I have no objection to choreography that is more about dance as storytelling than style (and I can’t help thinking how much influence Neumeier must have had on the creator of the now-famous “all-male” Swan Lake, Matthew Bourne). But I do wonder if, once the awe at the sets and costumes and the shock of Tan’s performance wear off, viewers will feel less forgiving toward the turgid storyline.

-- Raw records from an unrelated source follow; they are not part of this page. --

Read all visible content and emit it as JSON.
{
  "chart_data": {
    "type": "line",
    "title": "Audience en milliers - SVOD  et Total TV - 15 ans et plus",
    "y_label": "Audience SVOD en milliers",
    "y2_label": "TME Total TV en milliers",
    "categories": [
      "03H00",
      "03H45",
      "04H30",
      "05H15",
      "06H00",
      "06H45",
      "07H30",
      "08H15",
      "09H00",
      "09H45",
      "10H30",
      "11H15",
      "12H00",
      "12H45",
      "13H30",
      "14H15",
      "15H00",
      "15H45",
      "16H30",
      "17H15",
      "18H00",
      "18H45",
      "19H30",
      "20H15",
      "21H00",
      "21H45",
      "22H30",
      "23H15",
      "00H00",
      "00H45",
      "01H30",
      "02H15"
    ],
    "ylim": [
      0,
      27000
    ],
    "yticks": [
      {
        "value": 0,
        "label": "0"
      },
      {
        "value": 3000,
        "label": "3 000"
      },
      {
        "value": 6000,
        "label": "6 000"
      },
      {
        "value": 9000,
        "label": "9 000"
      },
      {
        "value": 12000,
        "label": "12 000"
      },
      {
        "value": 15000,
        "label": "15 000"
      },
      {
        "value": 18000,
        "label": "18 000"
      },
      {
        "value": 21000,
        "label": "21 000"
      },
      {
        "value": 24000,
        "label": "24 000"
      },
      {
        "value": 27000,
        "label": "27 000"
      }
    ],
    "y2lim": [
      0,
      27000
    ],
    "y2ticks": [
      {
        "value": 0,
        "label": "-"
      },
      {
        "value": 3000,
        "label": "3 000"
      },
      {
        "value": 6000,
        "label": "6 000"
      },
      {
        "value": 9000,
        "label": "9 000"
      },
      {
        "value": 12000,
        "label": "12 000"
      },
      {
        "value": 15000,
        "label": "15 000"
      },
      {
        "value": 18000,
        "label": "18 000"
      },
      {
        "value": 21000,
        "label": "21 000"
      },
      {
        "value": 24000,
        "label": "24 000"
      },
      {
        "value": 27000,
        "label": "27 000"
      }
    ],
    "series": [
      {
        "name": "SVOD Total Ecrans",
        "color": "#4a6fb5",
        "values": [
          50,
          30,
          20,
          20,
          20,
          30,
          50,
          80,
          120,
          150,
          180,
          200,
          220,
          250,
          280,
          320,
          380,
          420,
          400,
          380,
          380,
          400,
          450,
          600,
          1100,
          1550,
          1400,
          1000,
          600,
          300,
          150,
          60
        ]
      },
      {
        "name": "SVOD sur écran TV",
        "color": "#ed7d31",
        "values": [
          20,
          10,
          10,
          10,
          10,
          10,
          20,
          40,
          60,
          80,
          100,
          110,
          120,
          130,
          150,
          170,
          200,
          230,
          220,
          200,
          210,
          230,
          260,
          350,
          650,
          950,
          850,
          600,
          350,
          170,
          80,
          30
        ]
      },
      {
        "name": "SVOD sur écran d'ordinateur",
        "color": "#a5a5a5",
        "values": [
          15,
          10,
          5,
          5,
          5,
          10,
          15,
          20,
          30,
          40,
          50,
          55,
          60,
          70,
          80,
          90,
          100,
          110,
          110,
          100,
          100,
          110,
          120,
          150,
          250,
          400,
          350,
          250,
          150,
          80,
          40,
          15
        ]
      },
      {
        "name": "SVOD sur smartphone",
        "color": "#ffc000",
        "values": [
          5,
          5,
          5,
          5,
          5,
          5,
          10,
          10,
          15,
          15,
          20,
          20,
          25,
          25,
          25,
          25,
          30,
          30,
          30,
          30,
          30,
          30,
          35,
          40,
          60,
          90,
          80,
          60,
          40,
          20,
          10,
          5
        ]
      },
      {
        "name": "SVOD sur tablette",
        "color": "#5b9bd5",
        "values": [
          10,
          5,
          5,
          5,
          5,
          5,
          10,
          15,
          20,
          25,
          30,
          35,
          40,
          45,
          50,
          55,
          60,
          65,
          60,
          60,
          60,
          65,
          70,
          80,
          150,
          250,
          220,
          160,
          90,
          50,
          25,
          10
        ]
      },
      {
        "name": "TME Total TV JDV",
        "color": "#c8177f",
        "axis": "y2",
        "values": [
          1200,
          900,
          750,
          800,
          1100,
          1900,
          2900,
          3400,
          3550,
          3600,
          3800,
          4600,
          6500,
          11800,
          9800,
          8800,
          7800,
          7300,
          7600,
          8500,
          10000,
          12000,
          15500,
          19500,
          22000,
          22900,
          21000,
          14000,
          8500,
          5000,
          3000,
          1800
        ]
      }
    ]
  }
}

Be warned: Act 1 of this ballet is more than an hour long, and Act 2 nearly as endless; it feels long, because the emotional relationships among the characters really don’t change or develop. The prince is a chummy playboy oblivious to the mermaid’s torture (one nice touch here is the joking “got your nose!” gesture Neumeier has Edvard/the Prince make, first to the poet and later to the mermaid). Any story arc here is more of a flat line as we watch the mermaid suffer through one wedding dance after another. The Princess, too, simply carries on, tra-la-la. Sarah Van Patten, the company’s finest actress, gave an enthusiastic interpretation of that one-note character on Saturday; she will dance the mermaid in later performances, alternating with Tan. She will be a quite different mermaid, to be sure; and if she’s as committed as Tan, the standing ovations for a ballet that would have been more dramatically potent at half the length are likely to continue.